Almoçou. A seguir colocou o corpo em cima da cama na horizontal. As malvadas cãibras nas mãos e nos pés atormentaram-lhe a sesta de que tanto gosta. Sendo teimoso com o esforço da manhã, mais uma vez o seu sistema o avisava de que não deveria pisar a linha vermelha do sinal, quanto mais ultrapassá-la.

Deixou o pensamento atravessar anos e anos até chegar aos tempos de jovem na Escola Industrial e Comercial de Peniche. Uma sopa no refeitório da escola custava 1 escudo. Quantas vezes apenas almoçava o que a mãe lhe fazia, levando na sua bicicleta a marmita bem embrulhada em papel de jornal, para manter a temperatura até há hora do almoço. Juntava o dinheiro que poupava, não comendo a sopa, para numa das papelarias existentes comprar livros aos quadradinhos dos então heróis na conquista do oeste americano.
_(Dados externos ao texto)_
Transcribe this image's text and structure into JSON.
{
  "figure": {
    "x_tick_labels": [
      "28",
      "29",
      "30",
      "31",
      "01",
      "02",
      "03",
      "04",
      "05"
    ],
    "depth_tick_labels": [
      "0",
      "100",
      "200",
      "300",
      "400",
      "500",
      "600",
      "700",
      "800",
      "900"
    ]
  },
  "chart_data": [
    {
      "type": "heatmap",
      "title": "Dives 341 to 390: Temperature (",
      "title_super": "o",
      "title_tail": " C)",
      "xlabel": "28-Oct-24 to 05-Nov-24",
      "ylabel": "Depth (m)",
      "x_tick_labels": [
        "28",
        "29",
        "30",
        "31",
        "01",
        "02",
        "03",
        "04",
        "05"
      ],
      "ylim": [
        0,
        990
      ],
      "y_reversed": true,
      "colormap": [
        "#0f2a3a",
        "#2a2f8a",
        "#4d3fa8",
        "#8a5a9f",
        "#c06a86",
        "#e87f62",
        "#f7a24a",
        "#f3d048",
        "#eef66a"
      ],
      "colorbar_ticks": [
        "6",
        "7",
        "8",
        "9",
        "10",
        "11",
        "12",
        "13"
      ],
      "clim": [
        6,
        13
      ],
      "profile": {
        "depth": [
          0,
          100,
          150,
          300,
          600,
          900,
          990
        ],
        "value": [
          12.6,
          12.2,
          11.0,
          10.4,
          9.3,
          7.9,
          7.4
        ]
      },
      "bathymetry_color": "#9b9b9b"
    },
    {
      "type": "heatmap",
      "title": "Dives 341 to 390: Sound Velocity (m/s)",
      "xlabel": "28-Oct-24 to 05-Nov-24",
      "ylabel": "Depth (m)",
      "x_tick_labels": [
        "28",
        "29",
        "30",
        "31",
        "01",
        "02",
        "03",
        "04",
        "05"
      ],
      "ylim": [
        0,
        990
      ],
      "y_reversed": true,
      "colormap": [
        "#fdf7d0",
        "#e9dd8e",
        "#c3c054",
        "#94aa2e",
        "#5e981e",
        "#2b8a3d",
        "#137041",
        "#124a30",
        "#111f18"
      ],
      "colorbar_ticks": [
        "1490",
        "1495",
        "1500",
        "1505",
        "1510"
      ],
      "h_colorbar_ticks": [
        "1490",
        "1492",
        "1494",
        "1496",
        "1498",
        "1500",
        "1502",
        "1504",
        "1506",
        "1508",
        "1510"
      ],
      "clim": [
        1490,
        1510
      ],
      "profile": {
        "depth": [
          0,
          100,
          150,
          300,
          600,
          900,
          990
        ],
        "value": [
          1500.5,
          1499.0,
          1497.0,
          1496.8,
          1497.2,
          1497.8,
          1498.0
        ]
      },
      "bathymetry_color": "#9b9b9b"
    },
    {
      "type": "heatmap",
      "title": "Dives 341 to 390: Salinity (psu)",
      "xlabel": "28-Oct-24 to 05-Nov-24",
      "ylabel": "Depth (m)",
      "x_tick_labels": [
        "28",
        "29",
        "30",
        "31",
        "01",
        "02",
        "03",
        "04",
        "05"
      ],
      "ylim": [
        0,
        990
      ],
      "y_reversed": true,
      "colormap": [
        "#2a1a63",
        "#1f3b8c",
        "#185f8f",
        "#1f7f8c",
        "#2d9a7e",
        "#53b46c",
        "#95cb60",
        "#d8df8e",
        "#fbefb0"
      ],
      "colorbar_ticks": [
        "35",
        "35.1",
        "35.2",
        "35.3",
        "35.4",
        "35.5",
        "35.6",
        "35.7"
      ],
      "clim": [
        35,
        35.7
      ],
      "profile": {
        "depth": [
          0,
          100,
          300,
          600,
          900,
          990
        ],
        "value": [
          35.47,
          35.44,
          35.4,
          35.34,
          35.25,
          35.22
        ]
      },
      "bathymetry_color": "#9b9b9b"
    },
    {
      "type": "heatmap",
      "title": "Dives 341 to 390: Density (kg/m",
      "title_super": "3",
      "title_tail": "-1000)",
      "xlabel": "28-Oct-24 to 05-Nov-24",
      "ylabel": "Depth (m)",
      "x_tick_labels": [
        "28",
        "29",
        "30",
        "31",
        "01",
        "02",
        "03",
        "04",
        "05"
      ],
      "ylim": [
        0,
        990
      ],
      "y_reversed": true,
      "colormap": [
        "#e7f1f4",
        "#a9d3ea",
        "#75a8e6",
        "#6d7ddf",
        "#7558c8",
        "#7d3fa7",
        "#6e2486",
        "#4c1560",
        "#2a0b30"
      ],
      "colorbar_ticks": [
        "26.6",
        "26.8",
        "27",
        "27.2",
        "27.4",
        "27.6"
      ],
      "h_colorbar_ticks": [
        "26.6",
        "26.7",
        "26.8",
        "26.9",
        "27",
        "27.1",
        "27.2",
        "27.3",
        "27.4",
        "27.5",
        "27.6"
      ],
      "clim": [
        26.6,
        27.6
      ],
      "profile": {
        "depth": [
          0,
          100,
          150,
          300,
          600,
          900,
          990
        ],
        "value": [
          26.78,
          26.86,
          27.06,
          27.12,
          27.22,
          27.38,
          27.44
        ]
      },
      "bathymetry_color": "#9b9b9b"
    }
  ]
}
Ao olhar as velhas oliveiras recorda as histórias desse pequenos livros aos quadradinhos (hoje banda desenhada) , e não só esses. Lutas e guerras entre os interesses dos primeiros colonos que se dedicavam à pastorícia de gado ovino, contra os colonos que chegavam com grandes rebanhos de gado bovino. A forma como uns e outros faziam para a obtenção de pastos novos no final da época seca. Métodos que ele viu serem reproduzidos em Angola pelos naturais. No final da época seca, deitavam fogo ao capim para que mal chovesse os primeiros pingos de chuva os pastos renascessem espontaneamente.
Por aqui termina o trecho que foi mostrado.